Vamo arriba is an Uruguayan daytime television show that is broadcast on Channel 4. It debuted on December 3, 2018 and is presented by Giannina Silva, Gastón González and Federico Paz. The weekday program airs from 10:30 a.m. to 12:30 p.m. It was expanded to weekends with the debut of a Sunday edition on August 21, 2021.

== History ==
The program began to be broadcast on December 3, 2018, as part of a renovation and structuring of the morning programming of Channel 4. The first guest of the program was the historic figure of the Uruguayan carnival, Julio "Kanela" Sosa and the first dish cooked was a chivito.

== Sections ==

- Jenga Vila: Andy Vila leads this game where she and the guest must play Jenga, while the interview is held.
- Sal o Pimienta: Viewers communicate to play and participate for a $20,000 cash prize. Conducted by Gastón González.
- Móvil en vivo: Pablo Magno leaves the studio and transmits from different parts of the city.

== On-air staff ==
Weekday editions
- Giannina Silva (Co-Host; 2022–present)
- Gastón González (Co-Host; 2018–present)
- Federico Paz (Co-Host; 2018–present)
- Marcelo Bornio (Chef; 2018–present)
- Anahí Lange (Reporter; 2018–present)
Sunday editions

- Luis Alberto Carballo (Co-Host; 2021–present)
- Analaura Barreto (Co-Host; 2021–present)
- Alejandro Sonsol (Co-Host; 2021–present)

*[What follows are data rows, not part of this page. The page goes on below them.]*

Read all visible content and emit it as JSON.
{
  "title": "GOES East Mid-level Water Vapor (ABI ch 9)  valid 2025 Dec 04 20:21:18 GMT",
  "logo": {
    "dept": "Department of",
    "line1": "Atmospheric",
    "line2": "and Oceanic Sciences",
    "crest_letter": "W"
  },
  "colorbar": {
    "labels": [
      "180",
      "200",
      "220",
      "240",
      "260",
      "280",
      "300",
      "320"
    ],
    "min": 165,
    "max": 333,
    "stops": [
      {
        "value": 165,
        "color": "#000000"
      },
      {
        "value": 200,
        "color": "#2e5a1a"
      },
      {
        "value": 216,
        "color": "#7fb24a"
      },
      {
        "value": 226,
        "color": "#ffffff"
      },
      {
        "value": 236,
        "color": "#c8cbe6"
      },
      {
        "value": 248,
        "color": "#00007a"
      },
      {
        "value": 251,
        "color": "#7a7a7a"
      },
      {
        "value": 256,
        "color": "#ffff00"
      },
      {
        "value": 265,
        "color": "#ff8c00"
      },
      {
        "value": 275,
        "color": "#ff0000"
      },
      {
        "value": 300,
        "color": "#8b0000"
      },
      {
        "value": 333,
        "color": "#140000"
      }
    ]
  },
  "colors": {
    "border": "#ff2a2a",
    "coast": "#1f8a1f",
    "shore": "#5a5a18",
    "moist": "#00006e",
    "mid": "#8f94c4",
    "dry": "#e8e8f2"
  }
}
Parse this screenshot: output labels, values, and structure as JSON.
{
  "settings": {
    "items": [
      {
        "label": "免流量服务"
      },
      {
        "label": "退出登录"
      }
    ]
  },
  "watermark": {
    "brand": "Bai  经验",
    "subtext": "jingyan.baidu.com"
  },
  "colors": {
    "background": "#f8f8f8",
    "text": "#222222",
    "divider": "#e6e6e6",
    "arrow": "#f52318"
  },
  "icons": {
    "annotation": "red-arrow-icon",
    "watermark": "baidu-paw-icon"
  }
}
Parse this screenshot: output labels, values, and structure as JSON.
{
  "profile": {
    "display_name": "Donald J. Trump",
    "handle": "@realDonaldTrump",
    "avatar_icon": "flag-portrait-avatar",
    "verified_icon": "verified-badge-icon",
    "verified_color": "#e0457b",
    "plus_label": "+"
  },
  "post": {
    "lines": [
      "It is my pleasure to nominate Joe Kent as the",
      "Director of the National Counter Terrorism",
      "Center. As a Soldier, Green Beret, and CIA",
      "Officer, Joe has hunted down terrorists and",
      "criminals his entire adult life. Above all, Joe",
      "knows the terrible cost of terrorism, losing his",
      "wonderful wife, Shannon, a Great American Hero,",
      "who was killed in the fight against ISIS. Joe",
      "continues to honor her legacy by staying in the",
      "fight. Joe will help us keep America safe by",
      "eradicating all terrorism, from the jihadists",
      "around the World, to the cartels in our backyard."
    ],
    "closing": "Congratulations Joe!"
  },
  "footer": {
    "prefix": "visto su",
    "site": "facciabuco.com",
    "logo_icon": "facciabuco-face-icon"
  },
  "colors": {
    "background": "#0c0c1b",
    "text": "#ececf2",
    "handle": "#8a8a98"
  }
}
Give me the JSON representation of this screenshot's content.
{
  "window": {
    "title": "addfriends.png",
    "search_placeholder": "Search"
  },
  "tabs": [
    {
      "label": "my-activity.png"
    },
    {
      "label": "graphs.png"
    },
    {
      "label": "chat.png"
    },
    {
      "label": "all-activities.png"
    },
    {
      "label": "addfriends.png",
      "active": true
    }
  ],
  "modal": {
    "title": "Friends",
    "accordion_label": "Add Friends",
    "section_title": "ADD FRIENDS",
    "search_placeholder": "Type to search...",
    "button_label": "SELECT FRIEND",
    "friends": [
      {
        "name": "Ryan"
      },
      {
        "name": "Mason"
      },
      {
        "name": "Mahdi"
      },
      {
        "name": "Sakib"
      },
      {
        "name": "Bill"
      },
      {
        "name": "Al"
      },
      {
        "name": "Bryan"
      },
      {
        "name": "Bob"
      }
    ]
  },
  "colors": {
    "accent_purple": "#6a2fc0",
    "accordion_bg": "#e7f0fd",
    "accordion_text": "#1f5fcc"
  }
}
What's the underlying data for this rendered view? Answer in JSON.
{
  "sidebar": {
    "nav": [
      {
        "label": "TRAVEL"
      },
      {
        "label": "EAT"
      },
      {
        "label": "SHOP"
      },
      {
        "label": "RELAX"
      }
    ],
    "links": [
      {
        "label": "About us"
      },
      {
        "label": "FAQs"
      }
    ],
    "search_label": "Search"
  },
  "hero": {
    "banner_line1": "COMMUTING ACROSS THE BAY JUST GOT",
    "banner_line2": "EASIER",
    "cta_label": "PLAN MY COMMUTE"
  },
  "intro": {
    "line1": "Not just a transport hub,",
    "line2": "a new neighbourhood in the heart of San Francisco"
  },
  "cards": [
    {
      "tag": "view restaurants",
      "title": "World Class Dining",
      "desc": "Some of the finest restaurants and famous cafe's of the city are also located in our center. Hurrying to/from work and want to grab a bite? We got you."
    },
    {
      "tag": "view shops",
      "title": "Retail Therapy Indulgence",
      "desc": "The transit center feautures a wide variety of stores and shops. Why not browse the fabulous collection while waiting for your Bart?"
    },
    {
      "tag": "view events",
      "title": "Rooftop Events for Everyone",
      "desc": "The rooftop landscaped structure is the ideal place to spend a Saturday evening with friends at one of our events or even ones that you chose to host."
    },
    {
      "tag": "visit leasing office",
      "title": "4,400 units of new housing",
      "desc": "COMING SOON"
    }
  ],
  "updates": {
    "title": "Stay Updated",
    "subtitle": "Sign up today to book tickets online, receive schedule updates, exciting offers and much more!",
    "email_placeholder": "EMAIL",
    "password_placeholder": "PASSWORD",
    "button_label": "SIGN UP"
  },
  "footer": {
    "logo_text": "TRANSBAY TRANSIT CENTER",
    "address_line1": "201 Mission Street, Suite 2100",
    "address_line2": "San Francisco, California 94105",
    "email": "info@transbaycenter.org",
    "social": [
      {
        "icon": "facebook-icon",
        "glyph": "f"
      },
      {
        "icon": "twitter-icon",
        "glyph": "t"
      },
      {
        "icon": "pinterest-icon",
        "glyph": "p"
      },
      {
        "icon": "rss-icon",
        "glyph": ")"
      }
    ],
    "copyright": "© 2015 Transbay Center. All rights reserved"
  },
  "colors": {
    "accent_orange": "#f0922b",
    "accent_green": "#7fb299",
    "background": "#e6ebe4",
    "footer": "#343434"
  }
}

=== Former on-air staff ===

- Pablo Magno (Reporter; 2018–2021)
- Andy Vila (Co-Host; 2018–2022)

== Sunday edition ==
Due to the good audience ratings of the program, and a new change in the channel's programming, a Sunday edition of the program was released on August 21, 2021, entitled Vamo Arriba que es Domingo. Hosted by Luis Alberto Carballo, Analaura Barreto and Alejandro Sonsol, the first broadcast led the audience with an average audience share of 6.4 points according to Kantar Ibope Media.